When Joe Jordan and Gordon McQueen left Leeds for Old Trafford in 1978, the bad feeling deteriorated further, exacerbated by McQueen's parting shot: "Ask all the players in the country which club they would like to join and 99% would say 'Manchester United'. The other 1% would be liars." For the next four years, Leeds fans appropriated the Jilted John song to serenade the pair with "Jordan is a moron" and "Gordon is a moron" and both still got stick whenever they went to Elland Road more than 30 years later, despite being title winners with Leeds and failing to repeat that success across the Pennines.
Eric Cantona, Rio Ferdinand and Alan Smith subsequently followed in their footsteps and receive equal billing with the two Scots on the "Judas" T-shirts sold from stalls outside the ground. Cantona's departure in 1992 was a particularly hard blow to take, the Frenchman becoming an adored talisman at Old Trafford who almost immediately ruined the Leeds fans' boast that they had won the title three times since Manchester United's last championship, in 1967. His returns to Elland Road were not always successful but those matches were memorable for the sheer volume of spite he attracted and the manner in which he seemed to revel in it.
It was both exciting and terrifying to attend these matches over three decades but they were not without humour. When Cantona sounded the death knell for the man who sold him, Howard Wilkinson, with a magnificent performance as the architect of a 4-0 victory in September 1996, it was the Manchester United fans who began singing "Wilko for City" to the beleaguered manager, who was sacked the following Monday morning, and Leeds supporters applauded the wit and sentiment.
Other songs have had a longer shelf life and despite Leeds's long exile from the Premier League, they usually get a mention whenever Manchester United play, "we all hate Leeds scum" even getting an airing during the Champions League final at Wembley when Reds' supporters had significantly bigger fish to fry.
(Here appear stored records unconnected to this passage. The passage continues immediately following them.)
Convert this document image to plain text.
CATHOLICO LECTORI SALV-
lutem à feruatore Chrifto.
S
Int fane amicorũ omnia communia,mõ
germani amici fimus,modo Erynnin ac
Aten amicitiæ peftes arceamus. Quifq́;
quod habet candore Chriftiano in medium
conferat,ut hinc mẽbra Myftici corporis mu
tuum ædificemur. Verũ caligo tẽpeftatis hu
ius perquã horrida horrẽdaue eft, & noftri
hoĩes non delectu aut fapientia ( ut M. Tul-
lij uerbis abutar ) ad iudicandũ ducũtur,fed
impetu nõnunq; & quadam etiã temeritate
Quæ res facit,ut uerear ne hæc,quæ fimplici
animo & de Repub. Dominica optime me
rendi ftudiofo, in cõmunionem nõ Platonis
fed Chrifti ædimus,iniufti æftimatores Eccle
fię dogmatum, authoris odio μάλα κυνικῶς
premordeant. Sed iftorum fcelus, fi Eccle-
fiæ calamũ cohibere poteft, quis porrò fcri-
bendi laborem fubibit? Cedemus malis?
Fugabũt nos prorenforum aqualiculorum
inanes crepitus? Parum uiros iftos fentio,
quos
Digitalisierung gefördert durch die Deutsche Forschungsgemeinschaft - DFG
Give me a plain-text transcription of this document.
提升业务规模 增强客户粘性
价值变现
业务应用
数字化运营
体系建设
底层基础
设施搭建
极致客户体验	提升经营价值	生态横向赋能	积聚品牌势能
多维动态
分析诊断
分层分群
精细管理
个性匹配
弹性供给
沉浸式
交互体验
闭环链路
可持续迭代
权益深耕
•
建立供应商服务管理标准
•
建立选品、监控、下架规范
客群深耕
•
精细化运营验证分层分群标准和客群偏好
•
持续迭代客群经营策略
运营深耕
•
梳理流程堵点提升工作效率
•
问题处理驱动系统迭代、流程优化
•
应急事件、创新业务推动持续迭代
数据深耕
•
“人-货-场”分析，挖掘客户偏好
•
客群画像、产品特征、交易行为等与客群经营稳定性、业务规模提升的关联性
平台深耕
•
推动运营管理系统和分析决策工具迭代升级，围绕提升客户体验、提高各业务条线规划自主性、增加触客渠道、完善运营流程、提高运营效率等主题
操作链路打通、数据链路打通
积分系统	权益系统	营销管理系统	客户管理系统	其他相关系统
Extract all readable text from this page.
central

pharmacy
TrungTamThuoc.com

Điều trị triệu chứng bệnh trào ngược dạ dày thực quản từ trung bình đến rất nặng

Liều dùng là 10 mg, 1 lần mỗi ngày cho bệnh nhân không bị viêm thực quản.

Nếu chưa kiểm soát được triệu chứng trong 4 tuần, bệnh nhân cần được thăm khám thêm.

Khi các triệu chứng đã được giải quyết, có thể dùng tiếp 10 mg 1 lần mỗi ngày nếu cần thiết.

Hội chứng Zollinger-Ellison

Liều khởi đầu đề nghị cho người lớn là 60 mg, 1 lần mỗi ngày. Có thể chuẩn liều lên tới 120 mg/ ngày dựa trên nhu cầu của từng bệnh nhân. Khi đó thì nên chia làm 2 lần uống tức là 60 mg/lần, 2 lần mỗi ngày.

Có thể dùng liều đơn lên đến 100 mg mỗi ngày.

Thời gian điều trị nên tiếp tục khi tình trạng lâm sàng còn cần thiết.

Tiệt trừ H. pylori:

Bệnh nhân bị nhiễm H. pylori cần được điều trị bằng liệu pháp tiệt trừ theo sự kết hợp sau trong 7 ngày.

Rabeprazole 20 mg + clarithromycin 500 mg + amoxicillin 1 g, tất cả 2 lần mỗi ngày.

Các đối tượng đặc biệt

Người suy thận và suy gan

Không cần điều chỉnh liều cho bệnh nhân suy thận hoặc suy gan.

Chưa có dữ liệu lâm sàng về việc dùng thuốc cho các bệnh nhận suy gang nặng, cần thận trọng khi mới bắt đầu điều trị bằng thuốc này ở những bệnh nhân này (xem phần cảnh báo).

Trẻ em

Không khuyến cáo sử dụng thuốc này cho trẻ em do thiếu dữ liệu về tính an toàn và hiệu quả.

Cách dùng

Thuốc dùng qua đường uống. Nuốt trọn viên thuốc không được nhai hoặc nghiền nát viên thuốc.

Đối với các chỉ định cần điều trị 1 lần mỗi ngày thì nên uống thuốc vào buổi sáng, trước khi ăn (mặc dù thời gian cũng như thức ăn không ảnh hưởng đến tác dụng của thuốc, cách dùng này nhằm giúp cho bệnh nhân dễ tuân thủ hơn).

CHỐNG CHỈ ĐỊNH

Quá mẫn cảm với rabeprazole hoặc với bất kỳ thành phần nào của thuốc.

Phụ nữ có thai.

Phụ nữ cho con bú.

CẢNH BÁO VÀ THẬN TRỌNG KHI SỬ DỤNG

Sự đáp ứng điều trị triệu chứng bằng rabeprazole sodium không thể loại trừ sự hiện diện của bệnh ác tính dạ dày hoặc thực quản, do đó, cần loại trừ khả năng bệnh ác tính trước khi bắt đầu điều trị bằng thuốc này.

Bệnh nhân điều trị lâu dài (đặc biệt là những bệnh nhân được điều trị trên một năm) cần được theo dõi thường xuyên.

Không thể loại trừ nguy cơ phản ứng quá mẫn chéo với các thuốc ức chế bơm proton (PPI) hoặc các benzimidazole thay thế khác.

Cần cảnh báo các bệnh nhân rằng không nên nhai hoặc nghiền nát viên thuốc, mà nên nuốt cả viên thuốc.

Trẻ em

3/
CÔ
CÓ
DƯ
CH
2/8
Ferguson, though, has been less partisan, proving by his attendance at the funerals of Leeds's two greatest players, Billy Bremner and John Charles, that his kind of tribalism first pays honour to the tribe of football men. He says he misses Leeds and that a match played in the intimidating atmosphere at Elland Road is a beneficial experience for his young players. Beneficial or not, more than 40 years of festering rivalry should guarantee that even though it is the oft-maligned Carling Cup, it will, at least, be an experience to remember.